Genomes of dangerous bacteria exposed
Last month, researchers unveiled the genome of bacteria that cause severe food poisoning, typhoid fever, and the plague that devastated the Middle Ages.
In the Oct. 25 Nature, investigators from Canada, England, Vietnam, Denmark, and the United States describe the full DNA sequence of two strains of Salmonella enterica. One of the strains infects millions of people worldwide and causes severe food poisoning that can be fatal. The other is responsible for typhoid fever, which kills an estimated 600,000 people every year. The many genetic differences between the two bacteria should explain why they cause dissimilar illnesses, say researchers. The genomic sequences may also suggest new drug targets or vaccine leads.
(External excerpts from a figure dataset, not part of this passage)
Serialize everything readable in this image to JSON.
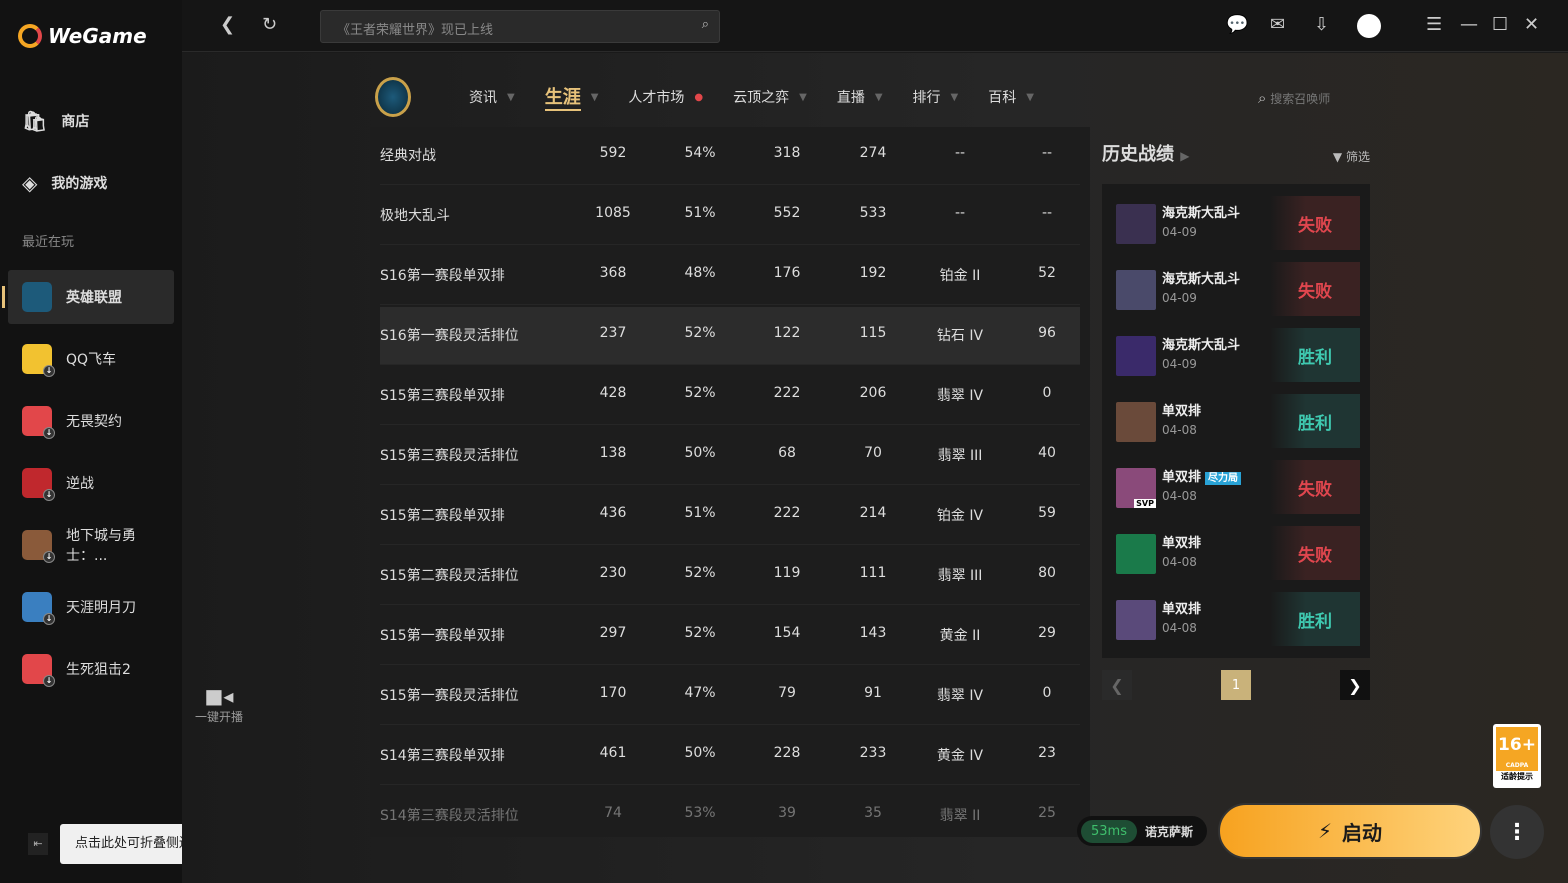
{
  "app": {
    "name": "WeGame"
  },
  "sidebar": {
    "items": [
      {
        "label": "商店",
        "icon": "shop-bag-icon"
      },
      {
        "label": "我的游戏",
        "icon": "gamepad-icon"
      }
    ],
    "recent_label": "最近在玩",
    "games": [
      {
        "label": "英雄联盟",
        "color": "#1d5a7a",
        "active": true
      },
      {
        "label": "QQ飞车",
        "color": "#f2c230"
      },
      {
        "label": "无畏契约",
        "color": "#e2474a"
      },
      {
        "label": "逆战",
        "color": "#c0282d"
      },
      {
        "label": "地下城与勇士：...",
        "color": "#8a5a3a"
      },
      {
        "label": "天涯明月刀",
        "color": "#3a7fc0"
      },
      {
        "label": "生死狙击2",
        "color": "#e2474a"
      }
    ],
    "collapse_tip": "点击此处可折叠侧边栏"
  },
  "topbar": {
    "search_placeholder": "《王者荣耀世界》现已上线"
  },
  "lol_nav": {
    "tabs": [
      {
        "label": "资讯",
        "caret": true
      },
      {
        "label": "生涯",
        "caret": true,
        "active": true
      },
      {
        "label": "人才市场",
        "dot": true
      },
      {
        "label": "云顶之弈",
        "caret": true
      },
      {
        "label": "直播",
        "caret": true
      },
      {
        "label": "排行",
        "caret": true
      },
      {
        "label": "百科",
        "caret": true
      }
    ],
    "summoner_search_placeholder": "搜索召唤师"
  },
  "record_button": "一键开播",
  "table": {
    "rows": [
      [
        "经典对战",
        "592",
        "54%",
        "318",
        "274",
        "--",
        "--"
      ],
      [
        "极地大乱斗",
        "1085",
        "51%",
        "552",
        "533",
        "--",
        "--"
      ],
      [
        "S16第一赛段单双排",
        "368",
        "48%",
        "176",
        "192",
        "铂金 II",
        "52"
      ],
      [
        "S16第一赛段灵活排位",
        "237",
        "52%",
        "122",
        "115",
        "钻石 IV",
        "96"
      ],
      [
        "S15第三赛段单双排",
        "428",
        "52%",
        "222",
        "206",
        "翡翠 IV",
        "0"
      ],
      [
        "S15第三赛段灵活排位",
        "138",
        "50%",
        "68",
        "70",
        "翡翠 III",
        "40"
      ],
      [
        "S15第二赛段单双排",
        "436",
        "51%",
        "222",
        "214",
        "铂金 IV",
        "59"
      ],
      [
        "S15第二赛段灵活排位",
        "230",
        "52%",
        "119",
        "111",
        "翡翠 III",
        "80"
      ],
      [
        "S15第一赛段单双排",
        "297",
        "52%",
        "154",
        "143",
        "黄金 II",
        "29"
      ],
      [
        "S15第一赛段灵活排位",
        "170",
        "47%",
        "79",
        "91",
        "翡翠 IV",
        "0"
      ],
      [
        "S14第三赛段单双排",
        "461",
        "50%",
        "228",
        "233",
        "黄金 IV",
        "23"
      ],
      [
        "S14第三赛段灵活排位",
        "74",
        "53%",
        "39",
        "35",
        "翡翠 II",
        "25"
      ]
    ]
  },
  "history": {
    "title": "历史战绩",
    "filter": "筛选",
    "matches": [
      {
        "mode": "海克斯大乱斗",
        "date": "04-09",
        "result": "失败",
        "win": false,
        "color": "#3a3050"
      },
      {
        "mode": "海克斯大乱斗",
        "date": "04-09",
        "result": "失败",
        "win": false,
        "color": "#4a4a6a"
      },
      {
        "mode": "海克斯大乱斗",
        "date": "04-09",
        "result": "胜利",
        "win": true,
        "color": "#3a2a6a"
      },
      {
        "mode": "单双排",
        "date": "04-08",
        "result": "胜利",
        "win": true,
        "color": "#6a4a3a"
      },
      {
        "mode": "单双排",
        "date": "04-08",
        "result": "失败",
        "win": false,
        "badge": "尽力局",
        "svp": "SVP",
        "color": "#8a4a7a"
      },
      {
        "mode": "单双排",
        "date": "04-08",
        "result": "失败",
        "win": false,
        "color": "#1a7a4a"
      },
      {
        "mode": "单双排",
        "date": "04-08",
        "result": "胜利",
        "win": true,
        "color": "#5a4a7a"
      }
    ],
    "page": "1"
  },
  "footer": {
    "ping": "53ms",
    "server": "诺克萨斯",
    "launch": "启动",
    "age_rating": "16+",
    "age_org": "CADPA",
    "age_tip": "适龄提示"
  }
}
In the Oct. 4 Nature, scientists from England describe the genetic blueprint of Yersinia pestis, the bacterium presumed responsible for the Black Death that slew 25 million people during the medieval epidemic.
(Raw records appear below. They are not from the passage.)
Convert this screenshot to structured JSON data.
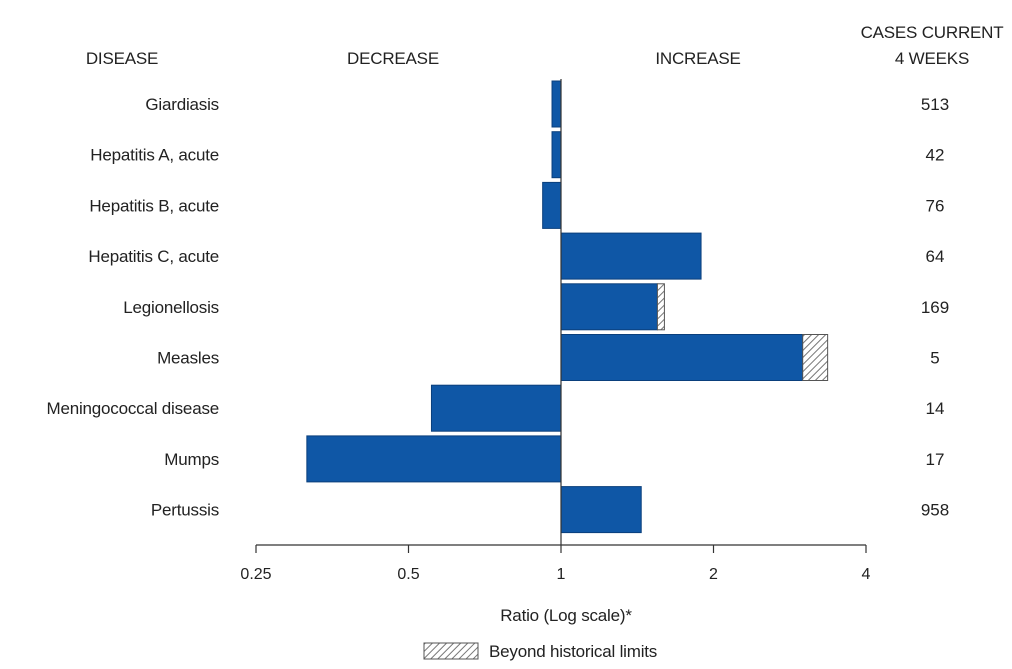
{
  "headers": {
    "disease": "DISEASE",
    "decrease": "DECREASE",
    "increase": "INCREASE",
    "cases_line1": "CASES CURRENT",
    "cases_line2": "4 WEEKS"
  },
  "chart_data": {
    "type": "bar",
    "orientation": "horizontal",
    "x_scale": "log2",
    "xlim": [
      0.25,
      4
    ],
    "xticks": [
      0.25,
      0.5,
      1,
      2,
      4
    ],
    "xtick_labels": [
      "0.25",
      "0.5",
      "1",
      "2",
      "4"
    ],
    "xlabel": "Ratio (Log scale)*",
    "legend": {
      "label": "Beyond historical limits",
      "placement": "bottom-center"
    },
    "grid": false,
    "colors": {
      "bar": "#0f57a6",
      "hatch": "#777777"
    },
    "rows": [
      {
        "name": "Giardiasis",
        "ratio": 0.96,
        "beyond_limit": null,
        "cases": "513"
      },
      {
        "name": "Hepatitis A, acute",
        "ratio": 0.96,
        "beyond_limit": null,
        "cases": "42"
      },
      {
        "name": "Hepatitis B, acute",
        "ratio": 0.92,
        "beyond_limit": null,
        "cases": "76"
      },
      {
        "name": "Hepatitis C, acute",
        "ratio": 1.89,
        "beyond_limit": null,
        "cases": "64"
      },
      {
        "name": "Legionellosis",
        "ratio": 1.6,
        "beyond_limit": 1.55,
        "cases": "169"
      },
      {
        "name": "Measles",
        "ratio": 3.36,
        "beyond_limit": 3.0,
        "cases": "5"
      },
      {
        "name": "Meningococcal disease",
        "ratio": 0.555,
        "beyond_limit": null,
        "cases": "14"
      },
      {
        "name": "Mumps",
        "ratio": 0.315,
        "beyond_limit": null,
        "cases": "17"
      },
      {
        "name": "Pertussis",
        "ratio": 1.44,
        "beyond_limit": null,
        "cases": "958"
      }
    ]
  }
}
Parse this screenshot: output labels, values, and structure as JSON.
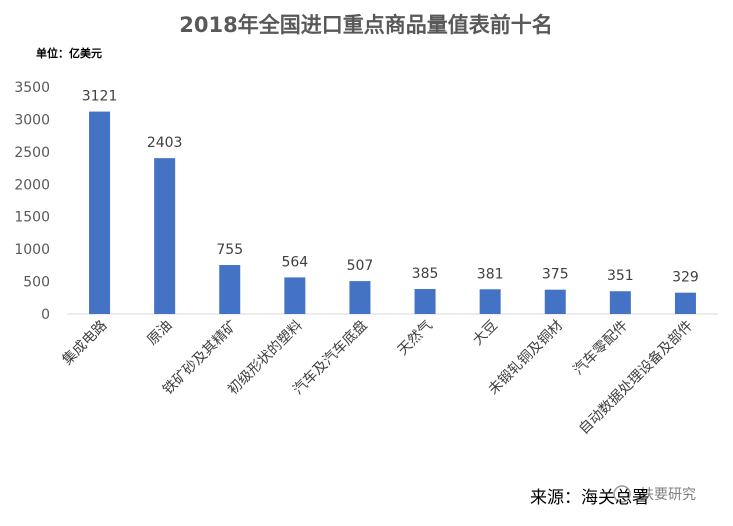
{
  "chart_data": {
    "type": "bar",
    "title": "2018年全国进口重点商品量值表前十名",
    "unit_label": "单位：亿美元",
    "categories": [
      "集成电路",
      "原油",
      "铁矿砂及其精矿",
      "初级形状的塑料",
      "汽车及汽车底盘",
      "天然气",
      "大豆",
      "未锻轧铜及铜材",
      "汽车零配件",
      "自动数据处理设备及部件"
    ],
    "values": [
      3121,
      2403,
      755,
      564,
      507,
      385,
      381,
      375,
      351,
      329
    ],
    "ylim": [
      0,
      3500
    ],
    "yticks": [
      0,
      500,
      1000,
      1500,
      2000,
      2500,
      3000,
      3500
    ],
    "grid": false,
    "bar_color": "#4472c4"
  },
  "source": "来源：海关总署",
  "watermark": "扶要研究"
}
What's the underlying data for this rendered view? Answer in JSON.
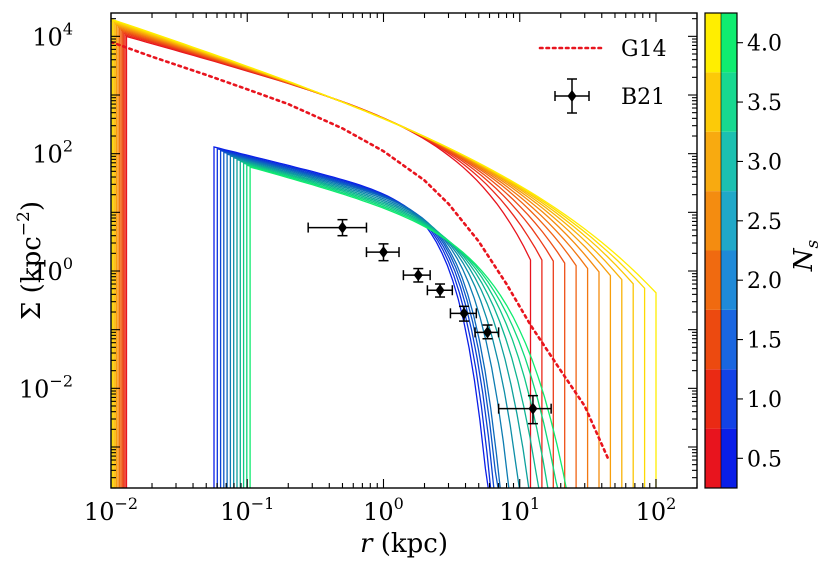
{
  "chart_data": {
    "type": "line",
    "xscale": "log",
    "yscale": "log",
    "xlabel_var": "r",
    "xlabel_unit": " (kpc)",
    "ylabel_var": "Σ",
    "ylabel_unit_open": " (kpc",
    "ylabel_unit_exp": "−2",
    "ylabel_unit_close": ")",
    "xlim": [
      0.01,
      200
    ],
    "ylim": [
      0.0002,
      25000
    ],
    "x_ticks": [
      {
        "value": 0.01,
        "base": "10",
        "exp": "−2"
      },
      {
        "value": 0.1,
        "base": "10",
        "exp": "−1"
      },
      {
        "value": 1,
        "base": "10",
        "exp": "0"
      },
      {
        "value": 10,
        "base": "10",
        "exp": "1"
      },
      {
        "value": 100,
        "base": "10",
        "exp": "2"
      }
    ],
    "y_ticks": [
      {
        "value": 0.01,
        "base": "10",
        "exp": "−2"
      },
      {
        "value": 1,
        "base": "10",
        "exp": "0"
      },
      {
        "value": 100,
        "base": "10",
        "exp": "2"
      },
      {
        "value": 10000,
        "base": "10",
        "exp": "4"
      }
    ],
    "legend": [
      {
        "name": "G14",
        "style": "dotted",
        "color": "#e8141e"
      },
      {
        "name": "B21",
        "style": "errorbar-diamond",
        "color": "#000000"
      }
    ],
    "g14_curve": [
      [
        0.01,
        8000
      ],
      [
        0.02,
        4500
      ],
      [
        0.05,
        2200
      ],
      [
        0.1,
        1250
      ],
      [
        0.2,
        700
      ],
      [
        0.5,
        270
      ],
      [
        1,
        110
      ],
      [
        2,
        35
      ],
      [
        3,
        14
      ],
      [
        5,
        3.2
      ],
      [
        8,
        0.6
      ],
      [
        12,
        0.12
      ],
      [
        20,
        0.02
      ],
      [
        30,
        0.005
      ],
      [
        45,
        0.0006
      ]
    ],
    "b21_points": [
      {
        "r": 0.5,
        "sigma": 5.5,
        "r_lo": 0.28,
        "r_hi": 0.75,
        "s_lo": 4.0,
        "s_hi": 7.5
      },
      {
        "r": 1.0,
        "sigma": 2.1,
        "r_lo": 0.75,
        "r_hi": 1.3,
        "s_lo": 1.5,
        "s_hi": 2.9
      },
      {
        "r": 1.8,
        "sigma": 0.85,
        "r_lo": 1.4,
        "r_hi": 2.2,
        "s_lo": 0.65,
        "s_hi": 1.1
      },
      {
        "r": 2.6,
        "sigma": 0.47,
        "r_lo": 2.1,
        "r_hi": 3.2,
        "s_lo": 0.36,
        "s_hi": 0.6
      },
      {
        "r": 3.9,
        "sigma": 0.19,
        "r_lo": 3.1,
        "r_hi": 4.8,
        "s_lo": 0.14,
        "s_hi": 0.25
      },
      {
        "r": 5.8,
        "sigma": 0.09,
        "r_lo": 4.7,
        "r_hi": 7.0,
        "s_lo": 0.07,
        "s_hi": 0.12
      },
      {
        "r": 12.5,
        "sigma": 0.0045,
        "r_lo": 7.0,
        "r_hi": 17.0,
        "s_lo": 0.0025,
        "s_hi": 0.0075
      }
    ],
    "profiles_high_ns": {
      "ns": [
        1.9,
        2.1,
        2.3,
        2.5,
        2.7,
        2.9,
        3.1,
        3.3,
        3.5,
        3.7,
        3.9,
        4.1
      ],
      "r_start_lo": 0.01,
      "r_start_hi": 0.013,
      "r_end_lo": 12,
      "r_end_hi": 100,
      "sigma_start_lo": 10000,
      "sigma_start_hi": 21000
    },
    "profiles_low_ns": {
      "ns": [
        0.4,
        0.5,
        0.6,
        0.7,
        0.8,
        0.9,
        1.0,
        1.1,
        1.2,
        1.3,
        1.4,
        1.5
      ],
      "r_start_lo": 0.057,
      "r_start_hi": 0.105,
      "r_end_lo": 14,
      "r_end_hi": 60,
      "sigma_start_lo": 60,
      "sigma_start_hi": 130
    },
    "colorbar": {
      "label_var": "N",
      "label_sub": "s",
      "ticks": [
        "0.5",
        "1.0",
        "1.5",
        "2.0",
        "2.5",
        "3.0",
        "3.5",
        "4.0"
      ],
      "tick_values": [
        0.5,
        1.0,
        1.5,
        2.0,
        2.5,
        3.0,
        3.5,
        4.0
      ],
      "range": [
        0.25,
        4.25
      ],
      "bands": [
        {
          "lo": 0.25,
          "hi": 0.75,
          "left": "#e8141e",
          "right": "#0a1ee8"
        },
        {
          "lo": 0.75,
          "hi": 1.25,
          "left": "#ea2a14",
          "right": "#1242e6"
        },
        {
          "lo": 1.25,
          "hi": 1.75,
          "left": "#ec4a10",
          "right": "#1a66e0"
        },
        {
          "lo": 1.75,
          "hi": 2.25,
          "left": "#f06a10",
          "right": "#1f8ad8"
        },
        {
          "lo": 2.25,
          "hi": 2.75,
          "left": "#f48c10",
          "right": "#20a8c8"
        },
        {
          "lo": 2.75,
          "hi": 3.25,
          "left": "#f8aa10",
          "right": "#1cc0b0"
        },
        {
          "lo": 3.25,
          "hi": 3.75,
          "left": "#fcca08",
          "right": "#18d890"
        },
        {
          "lo": 3.75,
          "hi": 4.25,
          "left": "#ffee00",
          "right": "#10ec70"
        }
      ]
    }
  }
}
“The genome sequence of Y. pestis reveals a pathogen that has undergone considerable genetic flux,” Julian Parkhill of the Sanger Centre in Cambridge, England, and his colleagues conclude. A recent study indicated that the plague bacterium evolved out of a less dangerous germ, Yersinia pseudotuberculosis, within the past 20,000 years (SN: 11/27/99, p. 343). Supporting this view is evidence that the genome of Y. pestis contains up to 150 inactive genes that appear to be remnants of genes still used by Y. pseudotuberculosis. The plague bacterium also has novel genes that may enable it to reside in insects, whereas Y. pseudotuberculosis lacks those genes. People get the plague when they’re bitten by fleas that have fed on infected rodents.